During the 1968 tax year, Metropolitan sold forty tracts of foreclosed real estate at an aggregate gross selling price of $4,262,000, incurring direct post-foreclosure expenses, including real estate brokerage commissions, in the aggregate of $223,546. During tax year 1969, Metropolitan sold 17 foreclosed tracts at an aggregate gross selling price of $1,532,593, incurring direct post-foreclosure expenses in the aggregate of $37,764, including brokerage commissions totaling $11,573. On its tax returns for 1968 and 1969, Metropolitan deducted the brokerage commissions and other post-foreclosure expenses under section 162(a) of the Code.
The Commissioner, in the notice of tax deficiency, determined that the commissions and other expenses incurred in selling foreclosed property were not deductible under section 162(a) but rather were required to be taken into account through increases in Metropolitan's reserve for bad debts, as costs of disposing of such property, under section 595 of the Code. This resulted in an increase of Metropolitan's 1968 and 1969 taxable income by the respective amount of the disallowed expenses and a corresponding decrease of such income, by reason of the additions to the reserve, in the amount of $134,128 for 1968 and $22,658 for 1969. Thus, the net effect of the Commissioner's action was to increase Metropolitan's 1968 taxable income by $89,418 and that of 1969 by $15,106. The alleged deficiencies primarily are the result of these adjustments.
Appellant contends that the Commissioner's adjustments are improper because (1) post-foreclosure expenses should be fully deductible under section 162(a) except where applicable state law makes the borrower accountable therefor to the lender, a situation not present in this case, (2) such expenses are "ordinary and necessary" expenses incurred by Metropolitan in carrying on its trade or business, and (3) the term "amount realized," as used in the second sentence of section 595(b), means "the sum of money received plus the fair market value of the property (other than money) received" undiminished by foreclosure expenses.

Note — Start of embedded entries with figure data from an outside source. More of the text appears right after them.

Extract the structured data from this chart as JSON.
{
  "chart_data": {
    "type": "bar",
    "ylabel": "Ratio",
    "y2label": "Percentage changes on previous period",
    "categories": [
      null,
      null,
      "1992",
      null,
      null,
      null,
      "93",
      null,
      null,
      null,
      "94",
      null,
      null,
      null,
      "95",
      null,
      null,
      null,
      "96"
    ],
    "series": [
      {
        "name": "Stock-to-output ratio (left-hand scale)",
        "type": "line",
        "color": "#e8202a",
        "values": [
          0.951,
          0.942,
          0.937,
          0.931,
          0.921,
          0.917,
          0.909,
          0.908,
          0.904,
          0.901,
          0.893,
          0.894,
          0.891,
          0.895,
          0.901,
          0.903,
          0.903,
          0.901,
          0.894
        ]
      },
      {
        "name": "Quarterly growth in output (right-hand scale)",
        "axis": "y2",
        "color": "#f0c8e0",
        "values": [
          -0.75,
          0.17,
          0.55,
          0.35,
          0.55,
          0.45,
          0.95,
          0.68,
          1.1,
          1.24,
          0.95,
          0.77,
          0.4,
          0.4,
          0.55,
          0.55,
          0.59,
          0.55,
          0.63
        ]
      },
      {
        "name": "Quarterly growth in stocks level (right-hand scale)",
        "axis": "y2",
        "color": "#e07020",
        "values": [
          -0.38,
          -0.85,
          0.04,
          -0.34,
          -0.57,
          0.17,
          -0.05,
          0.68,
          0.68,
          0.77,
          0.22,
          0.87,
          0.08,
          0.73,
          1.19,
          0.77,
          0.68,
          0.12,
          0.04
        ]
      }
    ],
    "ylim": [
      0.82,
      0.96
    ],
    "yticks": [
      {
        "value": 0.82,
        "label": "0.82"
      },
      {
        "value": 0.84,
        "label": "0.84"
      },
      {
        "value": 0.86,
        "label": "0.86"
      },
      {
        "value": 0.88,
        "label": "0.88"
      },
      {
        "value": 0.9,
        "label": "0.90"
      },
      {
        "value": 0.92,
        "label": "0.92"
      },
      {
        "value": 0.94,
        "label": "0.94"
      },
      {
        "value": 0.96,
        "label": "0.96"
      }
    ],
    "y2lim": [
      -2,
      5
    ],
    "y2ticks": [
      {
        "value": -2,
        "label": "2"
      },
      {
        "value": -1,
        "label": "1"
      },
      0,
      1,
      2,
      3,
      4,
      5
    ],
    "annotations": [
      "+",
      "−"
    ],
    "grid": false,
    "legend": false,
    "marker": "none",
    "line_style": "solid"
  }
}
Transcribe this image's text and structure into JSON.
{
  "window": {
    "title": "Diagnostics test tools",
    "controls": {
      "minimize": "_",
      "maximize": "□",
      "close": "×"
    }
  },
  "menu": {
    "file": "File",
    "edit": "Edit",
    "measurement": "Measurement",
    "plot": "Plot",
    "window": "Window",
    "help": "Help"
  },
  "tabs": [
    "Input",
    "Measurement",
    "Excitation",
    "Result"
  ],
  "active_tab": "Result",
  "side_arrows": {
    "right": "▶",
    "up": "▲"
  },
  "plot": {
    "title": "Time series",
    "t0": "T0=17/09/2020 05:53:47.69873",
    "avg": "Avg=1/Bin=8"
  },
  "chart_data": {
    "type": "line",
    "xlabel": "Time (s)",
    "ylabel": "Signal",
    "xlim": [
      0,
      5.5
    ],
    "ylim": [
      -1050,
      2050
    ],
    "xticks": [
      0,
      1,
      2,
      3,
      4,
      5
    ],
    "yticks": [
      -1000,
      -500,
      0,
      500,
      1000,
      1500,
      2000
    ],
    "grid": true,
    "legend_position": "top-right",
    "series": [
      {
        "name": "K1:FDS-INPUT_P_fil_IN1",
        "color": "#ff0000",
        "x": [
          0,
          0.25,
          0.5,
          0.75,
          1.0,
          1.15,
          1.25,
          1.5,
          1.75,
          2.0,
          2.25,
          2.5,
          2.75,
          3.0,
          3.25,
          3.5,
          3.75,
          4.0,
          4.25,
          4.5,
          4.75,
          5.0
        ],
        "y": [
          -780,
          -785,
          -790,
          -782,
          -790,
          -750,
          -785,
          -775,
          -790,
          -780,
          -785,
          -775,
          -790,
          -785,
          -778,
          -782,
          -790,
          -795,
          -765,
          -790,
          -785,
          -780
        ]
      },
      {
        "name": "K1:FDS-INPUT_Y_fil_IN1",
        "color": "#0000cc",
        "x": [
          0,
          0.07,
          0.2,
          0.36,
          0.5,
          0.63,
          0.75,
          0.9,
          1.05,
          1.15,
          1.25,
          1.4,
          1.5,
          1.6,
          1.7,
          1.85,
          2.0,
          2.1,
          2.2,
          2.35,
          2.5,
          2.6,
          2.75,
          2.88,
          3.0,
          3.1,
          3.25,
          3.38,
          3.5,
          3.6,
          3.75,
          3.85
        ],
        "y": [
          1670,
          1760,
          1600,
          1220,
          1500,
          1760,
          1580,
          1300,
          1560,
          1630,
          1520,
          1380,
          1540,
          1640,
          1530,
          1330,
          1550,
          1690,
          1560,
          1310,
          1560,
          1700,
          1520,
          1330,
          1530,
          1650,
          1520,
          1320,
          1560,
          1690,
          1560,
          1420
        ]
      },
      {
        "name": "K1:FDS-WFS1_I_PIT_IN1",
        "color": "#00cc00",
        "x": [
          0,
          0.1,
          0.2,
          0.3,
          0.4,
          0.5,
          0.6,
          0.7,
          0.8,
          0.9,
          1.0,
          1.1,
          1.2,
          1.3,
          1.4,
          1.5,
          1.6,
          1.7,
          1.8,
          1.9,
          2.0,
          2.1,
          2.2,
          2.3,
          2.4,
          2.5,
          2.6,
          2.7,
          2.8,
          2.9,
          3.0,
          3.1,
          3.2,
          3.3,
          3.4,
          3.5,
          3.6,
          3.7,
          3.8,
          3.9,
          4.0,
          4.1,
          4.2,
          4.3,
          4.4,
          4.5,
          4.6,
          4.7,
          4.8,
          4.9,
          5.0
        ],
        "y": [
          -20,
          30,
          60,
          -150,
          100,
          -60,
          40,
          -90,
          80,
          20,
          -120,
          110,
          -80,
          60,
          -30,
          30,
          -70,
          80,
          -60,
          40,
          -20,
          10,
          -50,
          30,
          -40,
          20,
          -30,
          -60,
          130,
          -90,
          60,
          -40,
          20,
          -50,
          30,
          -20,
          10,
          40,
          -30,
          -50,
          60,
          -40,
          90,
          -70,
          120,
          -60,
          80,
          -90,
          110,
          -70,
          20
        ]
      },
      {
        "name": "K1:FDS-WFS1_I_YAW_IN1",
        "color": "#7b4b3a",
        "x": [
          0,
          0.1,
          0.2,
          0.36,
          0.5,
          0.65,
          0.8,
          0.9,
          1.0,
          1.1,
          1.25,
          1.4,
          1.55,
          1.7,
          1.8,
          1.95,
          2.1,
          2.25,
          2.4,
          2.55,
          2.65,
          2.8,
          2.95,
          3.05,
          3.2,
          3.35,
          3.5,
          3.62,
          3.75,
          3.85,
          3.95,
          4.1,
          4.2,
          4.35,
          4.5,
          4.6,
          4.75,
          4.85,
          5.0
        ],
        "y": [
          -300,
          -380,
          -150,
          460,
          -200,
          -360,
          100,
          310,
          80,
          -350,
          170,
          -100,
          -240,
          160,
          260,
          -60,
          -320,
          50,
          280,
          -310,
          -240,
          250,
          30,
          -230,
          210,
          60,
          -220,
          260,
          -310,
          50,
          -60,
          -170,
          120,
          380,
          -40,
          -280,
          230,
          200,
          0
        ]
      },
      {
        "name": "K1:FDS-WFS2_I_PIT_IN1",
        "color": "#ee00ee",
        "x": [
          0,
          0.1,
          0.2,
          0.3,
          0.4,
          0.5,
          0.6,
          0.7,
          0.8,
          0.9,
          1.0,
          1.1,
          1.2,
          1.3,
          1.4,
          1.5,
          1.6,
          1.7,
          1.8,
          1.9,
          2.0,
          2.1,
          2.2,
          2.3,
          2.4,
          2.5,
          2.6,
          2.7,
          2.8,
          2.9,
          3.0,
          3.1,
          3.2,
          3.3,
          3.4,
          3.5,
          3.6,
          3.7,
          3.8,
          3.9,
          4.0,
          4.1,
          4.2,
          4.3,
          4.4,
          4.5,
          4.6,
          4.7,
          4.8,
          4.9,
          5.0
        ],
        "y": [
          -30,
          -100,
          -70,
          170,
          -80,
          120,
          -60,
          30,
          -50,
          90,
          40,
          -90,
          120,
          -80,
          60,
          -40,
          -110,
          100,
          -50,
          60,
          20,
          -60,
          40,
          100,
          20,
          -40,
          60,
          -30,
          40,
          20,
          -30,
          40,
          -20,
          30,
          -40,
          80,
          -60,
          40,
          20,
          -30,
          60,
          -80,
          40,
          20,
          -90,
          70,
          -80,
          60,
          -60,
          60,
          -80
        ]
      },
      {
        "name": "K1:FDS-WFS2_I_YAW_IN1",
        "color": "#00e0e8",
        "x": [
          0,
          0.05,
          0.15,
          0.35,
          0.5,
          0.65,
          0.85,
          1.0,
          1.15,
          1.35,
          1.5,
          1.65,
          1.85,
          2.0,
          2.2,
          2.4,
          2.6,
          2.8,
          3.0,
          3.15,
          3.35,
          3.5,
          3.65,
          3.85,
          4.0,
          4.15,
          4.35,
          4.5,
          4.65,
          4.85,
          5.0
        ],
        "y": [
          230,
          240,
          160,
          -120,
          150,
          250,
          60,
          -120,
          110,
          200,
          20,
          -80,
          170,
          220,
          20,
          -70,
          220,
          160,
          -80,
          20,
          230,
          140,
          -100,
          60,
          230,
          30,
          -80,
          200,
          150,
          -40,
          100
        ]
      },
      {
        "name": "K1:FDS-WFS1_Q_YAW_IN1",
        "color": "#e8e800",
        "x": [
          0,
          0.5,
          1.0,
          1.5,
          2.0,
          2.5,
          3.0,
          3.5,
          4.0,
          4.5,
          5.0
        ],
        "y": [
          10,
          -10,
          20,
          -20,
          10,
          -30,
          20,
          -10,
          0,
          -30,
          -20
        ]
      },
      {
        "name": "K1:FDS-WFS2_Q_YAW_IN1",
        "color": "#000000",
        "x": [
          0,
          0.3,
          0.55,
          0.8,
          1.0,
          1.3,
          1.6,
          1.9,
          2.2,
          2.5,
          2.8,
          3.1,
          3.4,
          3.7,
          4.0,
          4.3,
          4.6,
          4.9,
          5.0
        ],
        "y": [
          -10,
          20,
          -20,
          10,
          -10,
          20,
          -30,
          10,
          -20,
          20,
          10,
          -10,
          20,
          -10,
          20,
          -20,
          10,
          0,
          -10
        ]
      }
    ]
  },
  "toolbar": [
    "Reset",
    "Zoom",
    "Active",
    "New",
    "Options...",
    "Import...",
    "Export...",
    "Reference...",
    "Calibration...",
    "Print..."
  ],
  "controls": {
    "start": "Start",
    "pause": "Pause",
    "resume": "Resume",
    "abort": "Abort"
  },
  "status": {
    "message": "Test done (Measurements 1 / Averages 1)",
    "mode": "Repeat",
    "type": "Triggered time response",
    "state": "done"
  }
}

The Commissioner's arguments essentially rest on the propositions that selling expenses generally reduce the amount realized on the disposition of a capital asset, See Woodward v. Commissioner, 397 U.S. 572, 574-75, 90 S. Ct. 1302, 25 L. Ed. 2d 577 (1970), and that only by so treating expenses such as foreclosure expenses can the purposes of section 595 be achieved. The latter is true, the Commissioner argues, because section 595 treats the foreclosure and sale of property as a single transaction consisting of repayment of the debt in which foreclosure expenses reduce the amount so repaid.
This case presents precisely the type of issues with respect to which we should accord substantial deference to the Tax Court. The resolution of such technical issues affecting a single industry is a task for which the Tax Court is well suited. For this reason alone we would be reluctant to overturn the Tax Court's judgment.
In this instance, however, we have analyzed the issues independently and find that we wholeheartedly agree with the Tax Court's decision and its accompanying reasons. We, therefore, affirm its judgment and adopt its analysis of the issues. It will serve no useful purpose to extend this opinion by repeating this analysis.